The majority (92%) of patients with rosacea were assessed by investigators to have persistent facial erythema and were also highly affected by facial warmth or stinging/burning, papules/pustules, and telangiectasia. The selection of the first 2 of these signs and symptoms in the algorithm was thus pertinent. Although rhinophyma and stinging/burning in darker skin were not differentiated in our results due to low prevalence in the pilot study population, they are anticipated to be relevant for the detection of rosacea presentations when screening larger general populations. High levels of sensitivity were achieved on all key item questions of the survey and for the algorithm.
Limitations of this study include development in English and Swedish, so other languages will require linguistic and cultural validation. Also, cohorts (rosacea or nonrosacea subjects) in this pilot study were not matched for age, gender, or other sociodemographic characteristics. However, the cohorts in each cycle were demographically similar.

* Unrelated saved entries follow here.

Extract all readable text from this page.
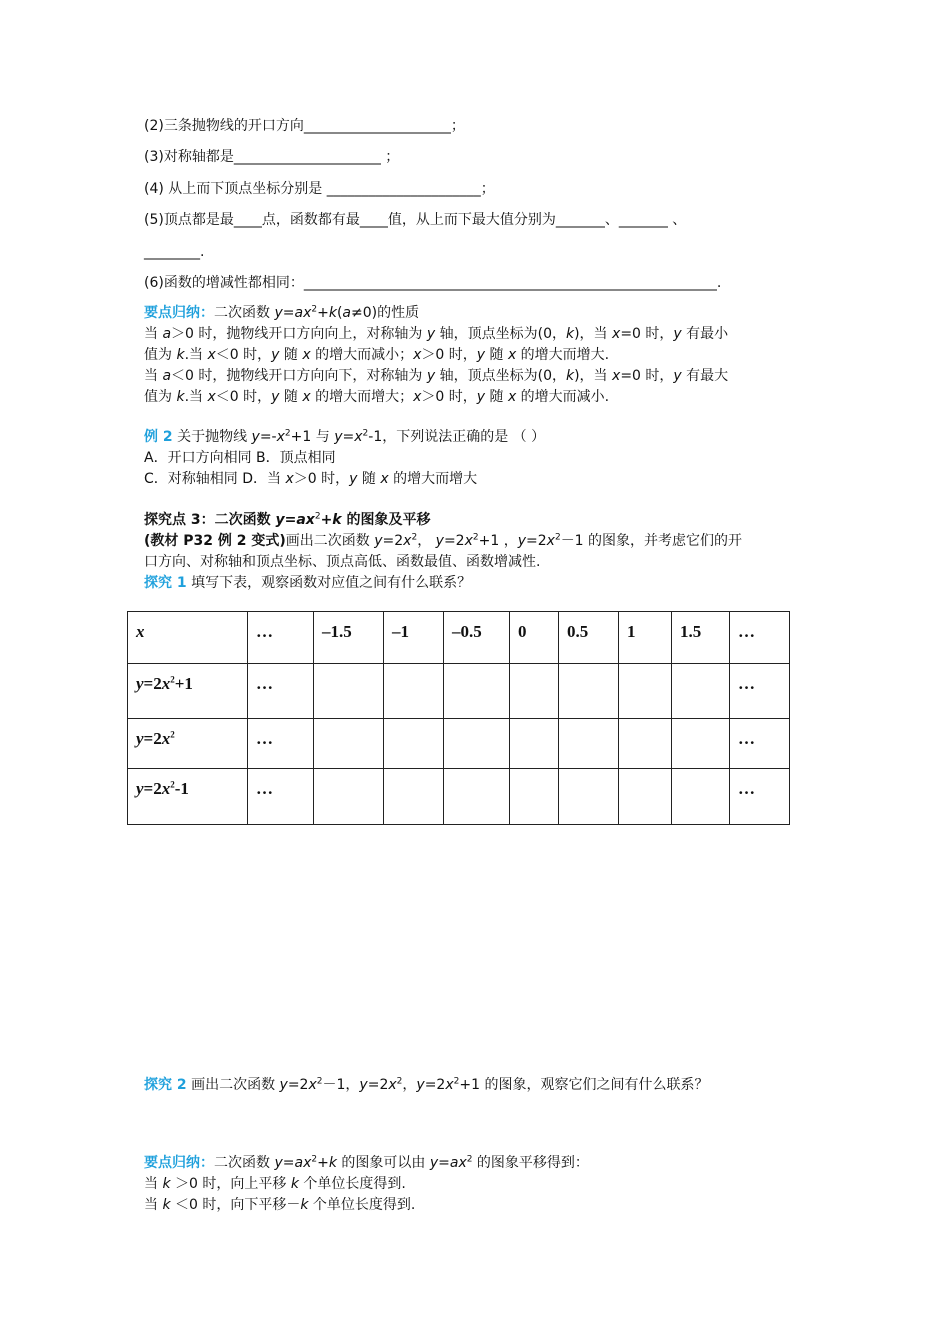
(2)三条抛物线的开口方向_____________________；
(3)对称轴都是_____________________ ；
(4) 从上而下顶点坐标分别是 ______________________；
(5)顶点都是最____点，函数都有最____值，从上而下最大值分别为_______、_______ 、
________.
(6)函数的增减性都相同：___________________________________________________________.
要点归纳：二次函数 $y=ax^2+k(a\ne 0)$的性质
当 a＞0 时，抛物线开口方向向上，对称轴为 y 轴，顶点坐标为(0，k)，当 x=0 时，y 有最小
值为 k.当 x＜0 时，y 随 x 的增大而减小；x＞0 时，y 随 x 的增大而增大.
当 a＜0 时，抛物线开口方向向下，对称轴为 y 轴，顶点坐标为(0，k)，当 x=0 时，y 有最大
值为 k.当 x＜0 时，y 随 x 的增大而增大；x＞0 时，y 随 x 的增大而减小.
例 2 关于抛物线 $y=-x^2+1$ 与 $y=x^2-1$，下列说法正确的是 （ ）
A．开口方向相同 B．顶点相同
C．对称轴相同 D．当 x＞0 时，y 随 x 的增大而增大
探究点 3：二次函数 $y=ax^2+k$ 的图象及平移
(教材 P32 例 2 变式)画出二次函数 $y=2x^2$， $y=2x^2+1$ ，$y=2x^2-1$ 的图象，并考虑它们的开
口方向、对称轴和顶点坐标、顶点高低、函数最值、函数增减性.
探究 1 填写下表，观察函数对应值之间有什么联系？
探究 2 画出二次函数 $y=2x^2-1$，$y=2x^2$，$y=2x^2+1$ 的图象，观察它们之间有什么联系？
要点归纳：二次函数 $y=ax^2+k$ 的图象可以由 $y=ax^2$ 的图象平移得到：
当 k ＞0 时，向上平移 k 个单位长度得到.
当 k ＜0 时，向下平移－k 个单位长度得到.
x	…	–1.5	–1	–0.5	0	0.5	1	1.5	…
$y=2x^2+1$	…								…
$y=2x^2$	…								…
$y=2x^2-1$	…								…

In conclusion, Rosascreen is a subject-completed questionnaire and screening algorithm that is highly sensitive for detecting rosacea, suggesting its potential for application in case finding with subsequent dermatologist verification in general population surveys. The acceptability of Rosascreen by patients in this pilot study suggests that it may be practical for use with the general public.
Footnotes
Acknowledgements
The authors thank other members of the Rosacea International Study Group (RISG) committee for their expert input. Writing assistance was provided by Galadriel Bonnel, PhD, who is a freelance medical writer.
Declaration of Conflicting Interests
The author(s) declared no potential conflicts of interest with respect to the research, authorship, and/or publication of this article.
Funding
The author(s) disclosed receipt of the following financial support for the research, authorship, and/or publication of this article: This study was funded by Galderma R&D.